Devil in the detail

‘Why are there so many long, bad war books written by journalists just at the minute?’ The question was raised first in Eureka Street by Peter Stanley in March 2005. Big, journalistic treatments of Gallipoli, numerously of Kokoda, and here of the POW experience in the Pacific theatre, from mainstream commercial publishers, have graced the bestseller lists and the front-window display cases over the last two or three years. Big books, big marketing budgets, big sales. Academic sour grapes aside, it’s probably not as simple as that, and never is.

Big books on popular themes by well-known journalists are nothing new, and neither is the ‘journalist as [good] historian’. C.E.W. Bean and Gavin Long had significant careers as journalists before they became official historians of Australia’s war effort between 1914–18 and 1939–45. More recently, Max Hastings in Britain and Tom Ricks and Rick Atkinson in the United States have shown that the marriage of accomplished journalism, careful research and sound historical sense produces good, serious books able to reach a wide, interested readership. That isn’t really the issue at the heart of my friend’s question, either.

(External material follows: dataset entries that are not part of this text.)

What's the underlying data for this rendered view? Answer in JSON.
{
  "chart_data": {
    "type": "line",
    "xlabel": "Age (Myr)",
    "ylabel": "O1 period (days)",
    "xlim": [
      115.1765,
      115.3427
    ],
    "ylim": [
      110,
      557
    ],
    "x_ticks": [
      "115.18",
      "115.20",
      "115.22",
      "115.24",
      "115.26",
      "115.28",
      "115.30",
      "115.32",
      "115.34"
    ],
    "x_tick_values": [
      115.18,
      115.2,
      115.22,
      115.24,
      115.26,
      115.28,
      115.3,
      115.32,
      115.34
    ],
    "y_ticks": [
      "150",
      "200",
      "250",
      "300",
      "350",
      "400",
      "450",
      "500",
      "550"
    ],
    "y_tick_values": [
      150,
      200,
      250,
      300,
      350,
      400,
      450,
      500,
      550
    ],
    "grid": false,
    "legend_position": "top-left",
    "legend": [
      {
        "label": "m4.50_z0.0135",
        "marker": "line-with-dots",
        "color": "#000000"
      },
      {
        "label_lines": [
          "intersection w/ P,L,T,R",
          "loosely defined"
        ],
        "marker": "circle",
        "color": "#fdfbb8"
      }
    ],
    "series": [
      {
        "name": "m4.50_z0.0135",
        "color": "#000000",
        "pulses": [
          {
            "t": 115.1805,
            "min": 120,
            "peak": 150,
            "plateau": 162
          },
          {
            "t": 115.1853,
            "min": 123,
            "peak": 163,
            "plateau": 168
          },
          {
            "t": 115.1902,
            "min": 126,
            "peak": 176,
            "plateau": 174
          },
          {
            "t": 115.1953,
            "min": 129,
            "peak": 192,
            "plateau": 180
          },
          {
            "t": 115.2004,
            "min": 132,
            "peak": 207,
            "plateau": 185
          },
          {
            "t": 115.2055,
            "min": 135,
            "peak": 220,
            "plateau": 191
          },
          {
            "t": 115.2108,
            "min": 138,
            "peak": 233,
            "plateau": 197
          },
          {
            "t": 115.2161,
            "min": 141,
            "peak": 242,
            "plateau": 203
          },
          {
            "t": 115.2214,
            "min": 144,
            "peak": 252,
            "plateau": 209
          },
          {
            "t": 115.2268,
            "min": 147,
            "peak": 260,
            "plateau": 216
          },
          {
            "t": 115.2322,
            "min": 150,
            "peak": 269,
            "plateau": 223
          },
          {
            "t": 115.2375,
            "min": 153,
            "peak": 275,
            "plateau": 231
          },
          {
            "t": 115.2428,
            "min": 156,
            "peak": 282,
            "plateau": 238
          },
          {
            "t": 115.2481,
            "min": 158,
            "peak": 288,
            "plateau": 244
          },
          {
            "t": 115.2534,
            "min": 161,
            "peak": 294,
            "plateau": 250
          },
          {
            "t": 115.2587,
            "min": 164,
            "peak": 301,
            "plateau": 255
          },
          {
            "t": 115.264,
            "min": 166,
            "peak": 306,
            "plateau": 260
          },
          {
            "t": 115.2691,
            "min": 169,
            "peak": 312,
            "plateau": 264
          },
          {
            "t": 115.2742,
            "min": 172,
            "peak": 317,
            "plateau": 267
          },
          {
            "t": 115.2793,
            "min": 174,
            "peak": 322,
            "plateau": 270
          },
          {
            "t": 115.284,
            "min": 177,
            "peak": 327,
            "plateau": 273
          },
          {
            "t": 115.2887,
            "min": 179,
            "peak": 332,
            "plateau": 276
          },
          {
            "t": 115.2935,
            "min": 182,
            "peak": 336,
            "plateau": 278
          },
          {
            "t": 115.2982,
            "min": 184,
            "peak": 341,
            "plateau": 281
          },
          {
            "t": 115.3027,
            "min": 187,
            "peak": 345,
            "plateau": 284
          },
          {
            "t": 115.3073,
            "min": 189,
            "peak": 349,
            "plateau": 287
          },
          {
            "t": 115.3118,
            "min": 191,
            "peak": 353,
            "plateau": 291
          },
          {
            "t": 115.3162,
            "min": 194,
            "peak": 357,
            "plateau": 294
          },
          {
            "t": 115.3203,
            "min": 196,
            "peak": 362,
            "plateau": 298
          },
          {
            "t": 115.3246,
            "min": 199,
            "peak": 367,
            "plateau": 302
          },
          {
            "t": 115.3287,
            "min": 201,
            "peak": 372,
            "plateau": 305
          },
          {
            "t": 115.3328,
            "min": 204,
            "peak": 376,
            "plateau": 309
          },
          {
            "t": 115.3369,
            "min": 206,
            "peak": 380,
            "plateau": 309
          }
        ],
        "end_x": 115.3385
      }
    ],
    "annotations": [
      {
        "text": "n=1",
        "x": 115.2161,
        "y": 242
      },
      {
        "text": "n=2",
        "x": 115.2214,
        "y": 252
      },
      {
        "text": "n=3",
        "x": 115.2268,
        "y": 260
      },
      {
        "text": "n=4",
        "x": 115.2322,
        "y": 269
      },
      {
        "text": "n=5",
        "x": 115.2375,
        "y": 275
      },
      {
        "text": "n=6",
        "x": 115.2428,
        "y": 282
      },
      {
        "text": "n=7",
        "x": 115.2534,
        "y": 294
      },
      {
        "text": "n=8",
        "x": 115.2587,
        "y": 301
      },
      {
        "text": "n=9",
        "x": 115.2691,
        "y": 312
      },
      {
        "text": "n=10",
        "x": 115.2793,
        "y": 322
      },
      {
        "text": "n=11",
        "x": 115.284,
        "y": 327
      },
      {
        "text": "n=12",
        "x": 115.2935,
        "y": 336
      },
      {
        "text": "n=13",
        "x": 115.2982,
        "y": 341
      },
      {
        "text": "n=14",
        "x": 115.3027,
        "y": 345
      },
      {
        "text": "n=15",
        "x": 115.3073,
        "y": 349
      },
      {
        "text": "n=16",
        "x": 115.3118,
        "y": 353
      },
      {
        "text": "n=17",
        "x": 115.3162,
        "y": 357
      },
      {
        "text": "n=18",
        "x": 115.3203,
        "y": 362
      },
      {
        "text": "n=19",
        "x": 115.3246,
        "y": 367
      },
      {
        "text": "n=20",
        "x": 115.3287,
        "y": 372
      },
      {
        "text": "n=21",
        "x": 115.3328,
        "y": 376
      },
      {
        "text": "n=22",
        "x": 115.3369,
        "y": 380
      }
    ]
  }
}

Commercial publishers recognise two things: that there is a large audience out there keen to read (and pay money for) books that retell the Homeric aspects of our military history; and that academic historians are probably the last people willing, or able, to write them. This second proposition isn’t strictly true, of course. There are historians out there with a gift for clear, concise prose who can make the transition from seminar room to living room in the way they deal with issues and ideas, just as there are plenty of journalists with a cloth ear for language and a tabloid sense of history. But the way in which many historians have written more and more about less and less, and in a less and less interesting manner, here as elsewhere, has left the return of the big, popular synoptic history to the journalists, the popularisers, and the occasional academic ‘stars’ like Simon Schama or Niall Ferguson.

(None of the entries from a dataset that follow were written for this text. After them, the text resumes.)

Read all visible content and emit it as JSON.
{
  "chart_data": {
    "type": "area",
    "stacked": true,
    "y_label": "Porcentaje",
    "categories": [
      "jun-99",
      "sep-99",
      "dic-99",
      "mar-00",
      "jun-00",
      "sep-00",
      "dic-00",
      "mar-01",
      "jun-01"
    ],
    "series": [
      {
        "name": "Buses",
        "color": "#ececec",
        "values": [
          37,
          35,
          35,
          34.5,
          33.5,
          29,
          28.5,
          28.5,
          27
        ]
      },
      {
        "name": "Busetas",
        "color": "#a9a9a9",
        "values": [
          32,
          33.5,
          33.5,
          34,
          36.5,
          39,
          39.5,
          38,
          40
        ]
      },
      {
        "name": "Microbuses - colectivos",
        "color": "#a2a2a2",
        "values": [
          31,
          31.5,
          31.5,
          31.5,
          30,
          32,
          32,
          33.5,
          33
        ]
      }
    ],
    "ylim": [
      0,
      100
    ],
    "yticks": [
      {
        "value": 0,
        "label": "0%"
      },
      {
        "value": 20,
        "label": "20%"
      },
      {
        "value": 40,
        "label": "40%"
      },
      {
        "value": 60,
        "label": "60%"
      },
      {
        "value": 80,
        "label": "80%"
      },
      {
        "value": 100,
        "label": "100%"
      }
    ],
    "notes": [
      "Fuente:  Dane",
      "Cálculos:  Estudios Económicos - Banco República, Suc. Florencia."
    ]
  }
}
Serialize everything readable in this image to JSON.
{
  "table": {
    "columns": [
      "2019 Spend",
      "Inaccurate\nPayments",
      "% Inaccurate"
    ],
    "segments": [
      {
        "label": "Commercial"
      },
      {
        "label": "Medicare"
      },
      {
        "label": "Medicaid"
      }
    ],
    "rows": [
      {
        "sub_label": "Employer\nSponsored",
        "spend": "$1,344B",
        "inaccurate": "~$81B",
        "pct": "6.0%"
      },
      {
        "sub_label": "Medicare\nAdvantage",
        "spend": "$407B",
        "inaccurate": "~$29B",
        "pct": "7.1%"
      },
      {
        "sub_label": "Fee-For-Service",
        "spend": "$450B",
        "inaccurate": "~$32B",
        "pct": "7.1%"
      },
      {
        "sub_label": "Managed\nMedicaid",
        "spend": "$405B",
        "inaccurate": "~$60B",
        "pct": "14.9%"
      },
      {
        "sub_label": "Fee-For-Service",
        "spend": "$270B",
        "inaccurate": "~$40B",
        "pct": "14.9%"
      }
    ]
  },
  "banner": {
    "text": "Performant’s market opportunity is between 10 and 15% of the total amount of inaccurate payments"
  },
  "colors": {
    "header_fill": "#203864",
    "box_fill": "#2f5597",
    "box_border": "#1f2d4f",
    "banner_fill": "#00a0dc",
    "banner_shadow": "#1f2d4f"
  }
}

Does this matter? Probably not, so long as we understand what we are dealing with when we consider books like Cameron Forbes’s Hellfire. He tells us that his purpose is ‘to tell through individuals the story of the prisoners’ war, Australia’s relationship with Japan and its strategic shift’. He has read the secondary literature carefully, done some useful work in the archival collections, and talked to a range of former prisoners, their families, and others in order to elicit the personal stories through which he frames the book. It is capably done, but frankly tells us nothing we do not know already, or that cannot be found in the fairly extensive literature on the prisoners of the Japanese already in existence.

His judgments and conclusions on bigger issues are less sure, more open to question. An underlying theme of the book seems to be that the fall of Singapore brought an end to British imperialism in the Far East, and occasioned the ‘strategic shift’ in Australia’s relations, already cited. This is much too simplistic.

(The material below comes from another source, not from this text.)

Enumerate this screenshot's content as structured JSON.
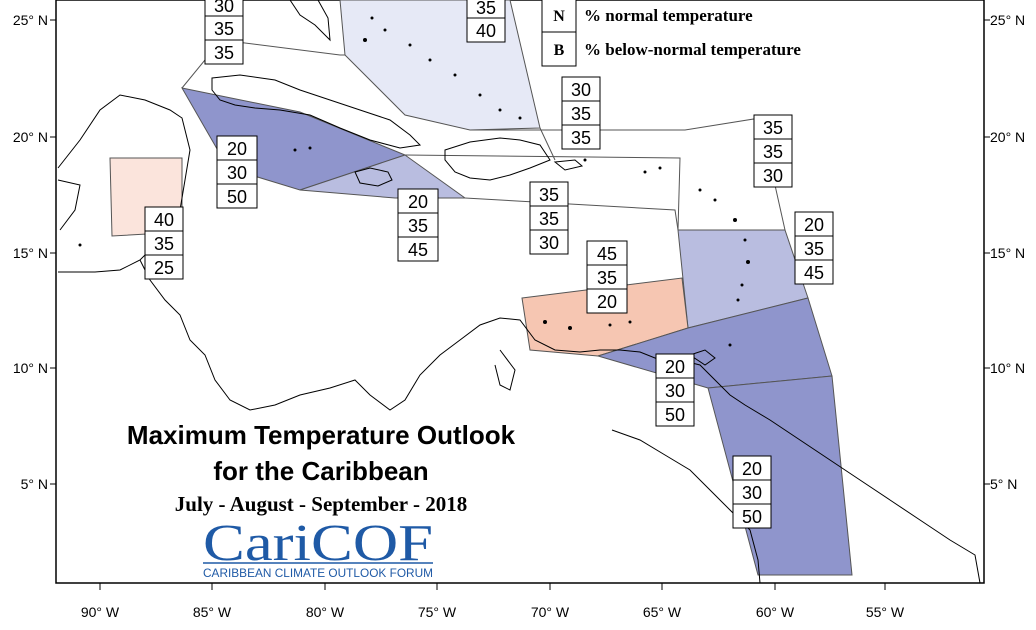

It is certainly true that the prewar style of British colonial rule was ended by the Japanese victory in 1942, and that the nature of colonial rule changed irrevocably thereafter. But Britain remained the most significant military and economic power in the Malay region until London finally chose to withdraw in the early 1970s (having mooted the possibility since the late 1950s). As Coral Bell argued nearly 20 years ago, Australia’s strategic relationship in the decades after World War II is a triangular one, focused on both London and Washington, rather than a bilateral one emphasising one over the other, and her insight helps make much more sense of Australian policy and military experience in the region in the following quarter-century.

Forbes’s treatment of the controversial commander of the 8th Division, Henry Gordon Bennett, is likewise open to challenge. The sequence of events that led to two inquiries finding against him in the matter of his desertion of his command and escape from Singapore is presented as a conflict between professional soldiers in Australia and Britain and the amateur citizen-soldier Bennett. There was certainly an element of that, and Bennett had gone out of his way before the war to antagonise regular officers in public and the press. But there were citizen-officers equally dismayed by his behaviour and critical of his performance, and the fact that he had behaved bravely and commanded ably at lower levels in World War I tells us very little about his capability and performance at higher levels in a subsequent war.

Hellfire deals with the details of often-horrific human experience well. These are stories worth retelling in each generation, and this book can be read for what it tells us about them.  

Hellfire: The Story of Australia, Japan and the Prisoners of War, Cameron Forbes. Pan Macmillan, 2005. ISBN 1 405 03650 8, RRP $45

Jeffrey Grey is a professor of history at University College, Australian Defence Force Academy, Canberra.